Some believe that NADOHE actually foments unrest on campuses so academic administrators will reach out to them for help. You can see how that could happen. As the National Association of Scholars’ John Sailer has documented, the explosion of DEI programs at the University of Texas began after students protested and made demands.
Ironically, NADOHE’s website makes it clear that DEI is little more than a full-employment act for bureaucrats that creates division and resentment on campus and does nothing to help minority students succeed. It is not just the red states that have figured out the truth about DEI. Last month a debate was held at the Massachusetts Institute of Technology (MIT) entitled “Should DEI Be Abolished?” Even the side arguing in support of DEI agreed that it has “gone off the track.”

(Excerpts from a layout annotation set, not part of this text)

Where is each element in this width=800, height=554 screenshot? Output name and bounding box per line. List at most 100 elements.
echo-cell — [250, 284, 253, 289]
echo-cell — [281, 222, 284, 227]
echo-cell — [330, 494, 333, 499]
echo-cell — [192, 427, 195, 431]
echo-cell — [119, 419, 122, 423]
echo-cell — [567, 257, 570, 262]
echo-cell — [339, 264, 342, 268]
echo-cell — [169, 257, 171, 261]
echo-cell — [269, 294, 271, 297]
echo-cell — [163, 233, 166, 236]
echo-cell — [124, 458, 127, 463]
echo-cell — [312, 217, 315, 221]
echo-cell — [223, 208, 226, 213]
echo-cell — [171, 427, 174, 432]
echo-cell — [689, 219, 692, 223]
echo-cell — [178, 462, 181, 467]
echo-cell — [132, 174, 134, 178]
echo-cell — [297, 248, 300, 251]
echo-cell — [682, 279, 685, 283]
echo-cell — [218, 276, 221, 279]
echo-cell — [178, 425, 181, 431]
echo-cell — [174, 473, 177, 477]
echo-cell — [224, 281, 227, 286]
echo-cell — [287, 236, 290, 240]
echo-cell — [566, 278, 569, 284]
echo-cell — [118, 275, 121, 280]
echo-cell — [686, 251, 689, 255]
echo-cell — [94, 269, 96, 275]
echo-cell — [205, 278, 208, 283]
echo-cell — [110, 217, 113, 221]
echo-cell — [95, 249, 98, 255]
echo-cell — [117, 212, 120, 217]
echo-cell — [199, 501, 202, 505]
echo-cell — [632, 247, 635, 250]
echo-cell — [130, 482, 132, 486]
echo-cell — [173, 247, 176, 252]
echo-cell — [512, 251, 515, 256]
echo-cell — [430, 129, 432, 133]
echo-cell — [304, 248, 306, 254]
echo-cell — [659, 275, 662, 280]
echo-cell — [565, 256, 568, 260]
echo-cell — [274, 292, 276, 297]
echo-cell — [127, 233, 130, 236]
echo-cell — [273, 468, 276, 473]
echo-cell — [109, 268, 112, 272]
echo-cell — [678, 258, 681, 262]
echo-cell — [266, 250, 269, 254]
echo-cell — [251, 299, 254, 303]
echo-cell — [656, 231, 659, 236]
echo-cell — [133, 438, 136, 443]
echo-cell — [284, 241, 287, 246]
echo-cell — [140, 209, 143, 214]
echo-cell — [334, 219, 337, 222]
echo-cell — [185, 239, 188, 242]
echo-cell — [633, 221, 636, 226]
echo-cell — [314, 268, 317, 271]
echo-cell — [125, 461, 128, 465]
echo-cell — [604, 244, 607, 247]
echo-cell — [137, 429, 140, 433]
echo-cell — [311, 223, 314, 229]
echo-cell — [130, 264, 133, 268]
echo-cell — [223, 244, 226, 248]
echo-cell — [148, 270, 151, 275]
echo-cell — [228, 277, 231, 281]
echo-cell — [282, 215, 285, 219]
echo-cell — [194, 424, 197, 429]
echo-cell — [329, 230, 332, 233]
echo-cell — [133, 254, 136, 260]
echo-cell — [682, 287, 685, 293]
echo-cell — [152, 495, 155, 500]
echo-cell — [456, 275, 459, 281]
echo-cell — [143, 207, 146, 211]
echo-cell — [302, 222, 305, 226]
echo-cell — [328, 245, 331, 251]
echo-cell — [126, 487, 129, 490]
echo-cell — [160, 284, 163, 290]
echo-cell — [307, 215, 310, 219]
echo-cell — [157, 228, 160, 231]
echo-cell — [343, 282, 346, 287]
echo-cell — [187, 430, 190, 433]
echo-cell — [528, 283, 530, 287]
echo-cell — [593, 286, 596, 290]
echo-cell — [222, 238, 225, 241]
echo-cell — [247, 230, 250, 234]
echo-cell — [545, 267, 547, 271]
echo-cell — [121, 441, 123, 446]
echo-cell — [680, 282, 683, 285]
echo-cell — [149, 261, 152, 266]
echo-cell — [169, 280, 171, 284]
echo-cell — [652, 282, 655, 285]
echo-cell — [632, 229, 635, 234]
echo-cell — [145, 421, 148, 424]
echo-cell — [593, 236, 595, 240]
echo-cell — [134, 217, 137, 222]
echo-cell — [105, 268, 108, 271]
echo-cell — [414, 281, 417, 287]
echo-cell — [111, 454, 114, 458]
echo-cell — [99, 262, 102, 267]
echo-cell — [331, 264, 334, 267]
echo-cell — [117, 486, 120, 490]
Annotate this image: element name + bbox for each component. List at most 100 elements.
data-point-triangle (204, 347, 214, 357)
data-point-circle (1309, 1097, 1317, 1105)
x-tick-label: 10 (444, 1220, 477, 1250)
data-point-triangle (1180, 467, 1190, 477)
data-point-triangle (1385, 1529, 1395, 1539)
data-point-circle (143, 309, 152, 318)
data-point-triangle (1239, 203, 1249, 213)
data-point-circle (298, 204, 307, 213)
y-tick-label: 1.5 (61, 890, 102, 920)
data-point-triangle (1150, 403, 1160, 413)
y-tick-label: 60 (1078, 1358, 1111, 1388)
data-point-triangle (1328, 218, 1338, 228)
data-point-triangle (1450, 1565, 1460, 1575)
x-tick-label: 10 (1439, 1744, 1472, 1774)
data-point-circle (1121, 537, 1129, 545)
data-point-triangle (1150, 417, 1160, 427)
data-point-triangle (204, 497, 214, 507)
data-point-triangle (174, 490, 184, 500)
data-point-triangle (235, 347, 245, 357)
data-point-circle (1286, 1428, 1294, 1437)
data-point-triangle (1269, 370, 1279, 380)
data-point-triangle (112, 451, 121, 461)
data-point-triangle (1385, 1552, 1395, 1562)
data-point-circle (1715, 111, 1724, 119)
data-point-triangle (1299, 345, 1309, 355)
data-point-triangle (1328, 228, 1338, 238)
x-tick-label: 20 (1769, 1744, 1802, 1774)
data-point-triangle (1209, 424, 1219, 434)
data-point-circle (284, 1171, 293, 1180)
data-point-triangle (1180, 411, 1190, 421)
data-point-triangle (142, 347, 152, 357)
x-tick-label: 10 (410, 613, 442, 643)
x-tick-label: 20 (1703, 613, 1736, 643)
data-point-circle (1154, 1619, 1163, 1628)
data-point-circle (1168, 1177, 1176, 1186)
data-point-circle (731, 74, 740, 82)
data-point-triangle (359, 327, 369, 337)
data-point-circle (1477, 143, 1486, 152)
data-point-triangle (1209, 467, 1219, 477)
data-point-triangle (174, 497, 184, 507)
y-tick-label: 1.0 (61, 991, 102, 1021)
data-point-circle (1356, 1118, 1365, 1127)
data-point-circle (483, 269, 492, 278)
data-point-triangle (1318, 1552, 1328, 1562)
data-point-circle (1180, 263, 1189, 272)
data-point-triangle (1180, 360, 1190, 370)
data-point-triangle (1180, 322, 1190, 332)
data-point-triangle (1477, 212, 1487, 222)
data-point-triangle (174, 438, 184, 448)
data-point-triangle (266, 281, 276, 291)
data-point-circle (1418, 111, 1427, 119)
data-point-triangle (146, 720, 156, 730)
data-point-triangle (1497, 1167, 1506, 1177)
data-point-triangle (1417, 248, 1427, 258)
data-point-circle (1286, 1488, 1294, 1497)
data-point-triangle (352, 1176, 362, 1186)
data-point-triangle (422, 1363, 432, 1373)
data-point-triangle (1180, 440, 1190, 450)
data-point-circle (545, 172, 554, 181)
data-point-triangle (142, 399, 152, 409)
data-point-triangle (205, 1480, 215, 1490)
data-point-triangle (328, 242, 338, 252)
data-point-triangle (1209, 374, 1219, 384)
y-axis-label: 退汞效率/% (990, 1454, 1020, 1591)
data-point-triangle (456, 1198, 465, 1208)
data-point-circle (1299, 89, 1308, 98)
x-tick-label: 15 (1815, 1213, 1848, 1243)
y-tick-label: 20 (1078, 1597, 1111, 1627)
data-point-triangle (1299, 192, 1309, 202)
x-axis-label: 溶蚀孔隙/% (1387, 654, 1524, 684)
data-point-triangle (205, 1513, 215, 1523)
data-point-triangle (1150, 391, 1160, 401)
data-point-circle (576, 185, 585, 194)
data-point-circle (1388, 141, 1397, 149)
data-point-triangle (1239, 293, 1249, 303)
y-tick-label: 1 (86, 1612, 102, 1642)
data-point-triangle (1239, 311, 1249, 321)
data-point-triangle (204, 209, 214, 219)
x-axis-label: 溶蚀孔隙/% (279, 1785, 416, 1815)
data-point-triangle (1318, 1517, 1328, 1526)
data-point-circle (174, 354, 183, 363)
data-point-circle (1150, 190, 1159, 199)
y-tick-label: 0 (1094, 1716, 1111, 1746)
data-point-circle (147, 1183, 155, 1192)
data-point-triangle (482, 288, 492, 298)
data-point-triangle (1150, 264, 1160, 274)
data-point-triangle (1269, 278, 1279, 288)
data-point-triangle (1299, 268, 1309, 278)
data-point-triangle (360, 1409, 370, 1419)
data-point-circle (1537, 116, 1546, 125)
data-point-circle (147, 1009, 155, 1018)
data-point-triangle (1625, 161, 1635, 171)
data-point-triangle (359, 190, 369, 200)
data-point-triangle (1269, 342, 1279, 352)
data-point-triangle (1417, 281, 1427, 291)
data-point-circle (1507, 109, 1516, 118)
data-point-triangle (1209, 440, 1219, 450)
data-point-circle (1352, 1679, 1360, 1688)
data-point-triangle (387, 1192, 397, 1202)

Texas’ passage of Senate Bill 17, the strongest anti-DEI bill in the nation, does not mean that Texans don’t believe racism and sexism still exist and must be challenged. But it does mean an end to the massive and complex network of DEI programs built on the premise that white supremacy and racism are the primary driving force of our academic institutions and American life.
The goal of SB 17 is to end the powerful incentives and career-threatening penalties that are mandated by DEI, and to return Texas campuses to places where free speech, academic freedom and intellectual inquiry are the values that drive the institution.
When Gov. Abbott signs SB 17 into law, we can hope it is the end of the campus thought police.
Sherry Sylvester is a Distinguished Senior Fellow at the Texas Public Policy Foundation, and the former Senior Advisor to Texas Lt. Governor Dan Patrick.